Mohammed VI propose l'autonomie
Pour contrer un référendum organisé par l'ONU et voulu par Alger et le Polisario, Rabat avance un compromis.
par José GARÇON
Interminable trente et un ans , le conflit porte sur une zone
désertique mais riche en phosphates que se disputent le Maroc et le
Front Polisario, soutenu par l'Algérie. Depuis 1975, on ne compte plus
les plans et les «émissaires spéciaux» de l'ONU usés par cette affaire.
Plaçant de multiples fois «au bord de la guerre» Alger et Rabat, les deux grands rivaux du Maghreb, ce conflit, bien que dit «de faible intensité»,
mobilise les diplomaties française et américaine. Générant des dépenses
militaires astronomiques, il bloque en outre toute construction du
Maghreb.
Alors qu'une fois de plus les Nations unies s'apprêtent à examiner ce dossier, le Maroc lance une offensive diplomatique d'envergure qui conduira, vendredi à Paris, Taïeb Fassi Fihri, son ministre adjoint des Affaires étrangères. Objectif ? Trouver une alternative au référendum d'autodétermination, que Rabat refuse et que l'ONU n'a pu jusqu'ici organiser pour cause de désaccords sur la composition du corps électoral.
Grain de sable.
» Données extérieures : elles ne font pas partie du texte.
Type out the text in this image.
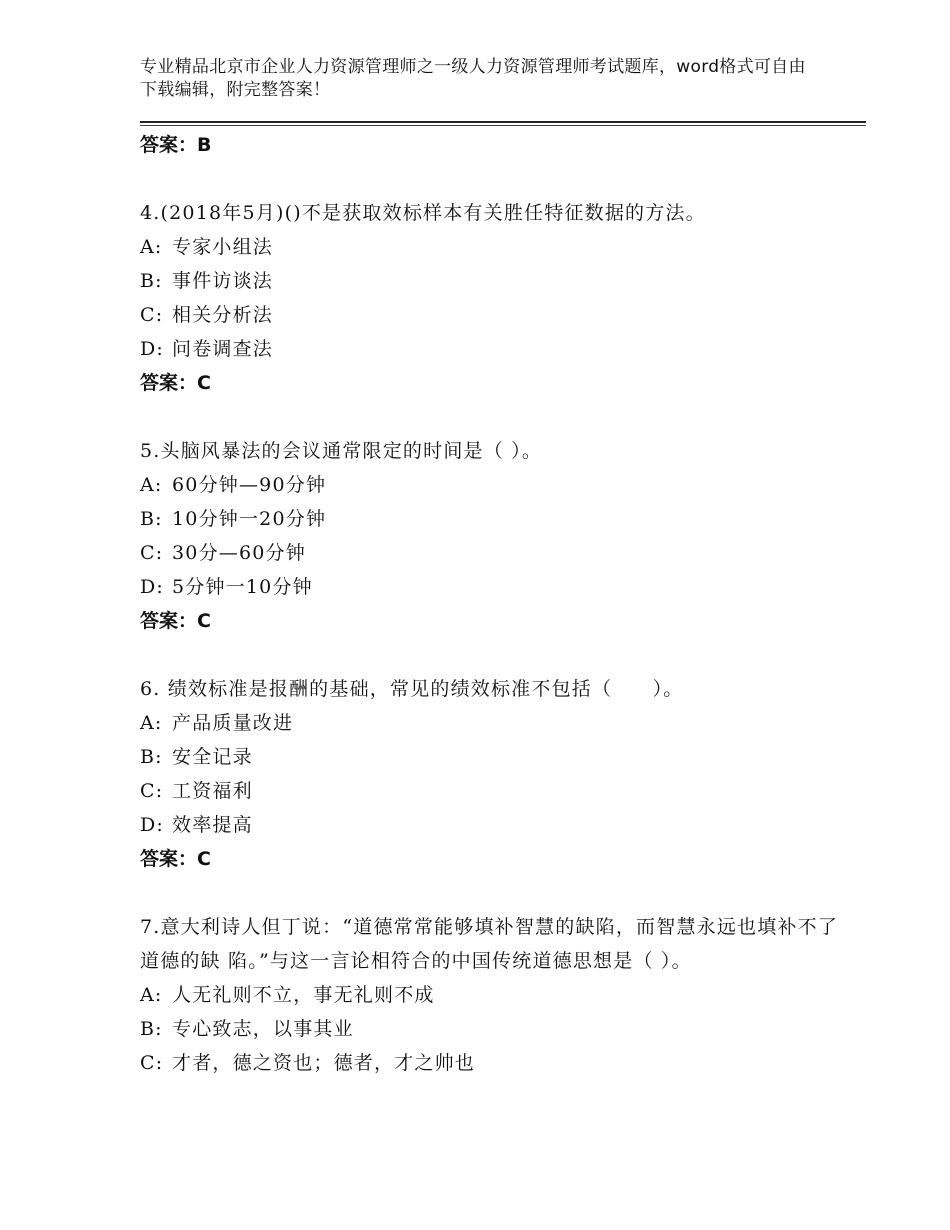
专业精品北京市企业人力资源管理师之一级人力资源管理师考试题库，word格式可自由下载编辑，附完整答案！
答案：B
4.(2018年5月)()不是获取效标样本有关胜任特征数据的方法。
A: 专家小组法
B: 事件访谈法
C: 相关分析法
D: 问卷调查法
答案：C
5.头脑风暴法的会议通常限定的时间是（ ）。
A: 60分钟—90分钟
B: 10分钟一20分钟
C: 30分—60分钟
D: 5分钟一10分钟
答案：C
6. 绩效标准是报酬的基础，常见的绩效标准不包括（　　）。
A: 产品质量改进
B: 安全记录
C: 工资福利
D: 效率提高
答案：C
7.意大利诗人但丁说：“道德常常能够填补智慧的缺陷，而智慧永远也填补不了道德的缺 陷。”与这一言论相符合的中国传统道德思想是（ ）。
A: 人无礼则不立，事无礼则不成
B: 专心致志，以事其业
C: 才者，德之资也；德者，才之帅也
Le royaume chérifien n'a pas lésiné sur les moyens. Alors que l'on disait la région en proie à des «manifestations indépendantistes», le roi Mohammed VI y a effectué à partir du 19 mars une tournée de six jours, se rendant à deux reprises à Maatallah, un faubourg d'El Ayoune, chef-lieu du Sahara occidental et bastion du Polisario. Il y a réaffirmé que le Sahara occidental resterait marocain et qu'il «ne saurait être question d'en lâcher un seul grain de sable». Mais il a pris soin de compléter cette profession de foi par une proposition d'«autonomie» de cette zone annexée il y a trente ans par Rabat, proposition qui sera soumise prochainement aux Nations unies.
Conseil consultatif. Conscient de la nécessité de se concilier la population sahraouie pour que ce projet ait une chance de s'imposer au Sahara occidental, le souverain chérifien a relancé le «Conseil royal consultatif pour les affaires du Sahara». Cette instance, composée de notabilités sahraouies, qui était en sommeil depuis sa création dans les années 90, a été totalement renouvelée. Désormais, ses 141 membres sont des chefs de tribus, des anciens détenus politiques, des représentants des mouvements de jeunesse et de la société civile notamment des femmes. Mohammed VI les a appelés à transformer ce conseil en «une institution de développement, de mobilisation et d'encadrement des citoyens et en une force de proposition».
Durant sa visite, le souverain a inauguré une série de projets de développement évalués à 776 millions de dollars , et gracié 216 détenus au Sahara occidental dont 30 activistes emprisonnés pour avoir organisé l'an dernier des manifestations indépendantistes.
Cette offensive de charme convaincra-t-elle la population sahraouie, plutôt habituée jusqu'ici à la répression, de la volonté de Rabat de «gérer démocratiquement» le Sahara occidental ? Suffira-t-elle à réduire le soutien dont bénéficie le Polisario ? C'est le pari du «plan d'autonomie dans le cadre de la souveraineté du Maroc» lancé par le royaume chérifien. Celui-ci espère y rallier l'ONU en mettant en avant à la fois «l'appui des Sahraouis» et des partis politiques marocains, consultés pour la première fois sur un dossier relevant jusqu'ici de la seule compétence du roi.
Eldorado. C'est loin d'être acquis. Le Front Polisario a rejeté par avance ce plan, et la virulence de la presse algérienne contre la visite de Mohammed VI au Sahara occidental présage d'un «niet» formel d'Alger, qui s'en tient à réclamer «l'organisation du référendum d'autodétermination prévu par les Nations unies». Nouvel Eldorado gazier et pétrolier, l'Algérie compte aujourd'hui sur les rivalités des grandes puissances qui se disputent ses faveurs pour faire échec au plan de règlement marocain.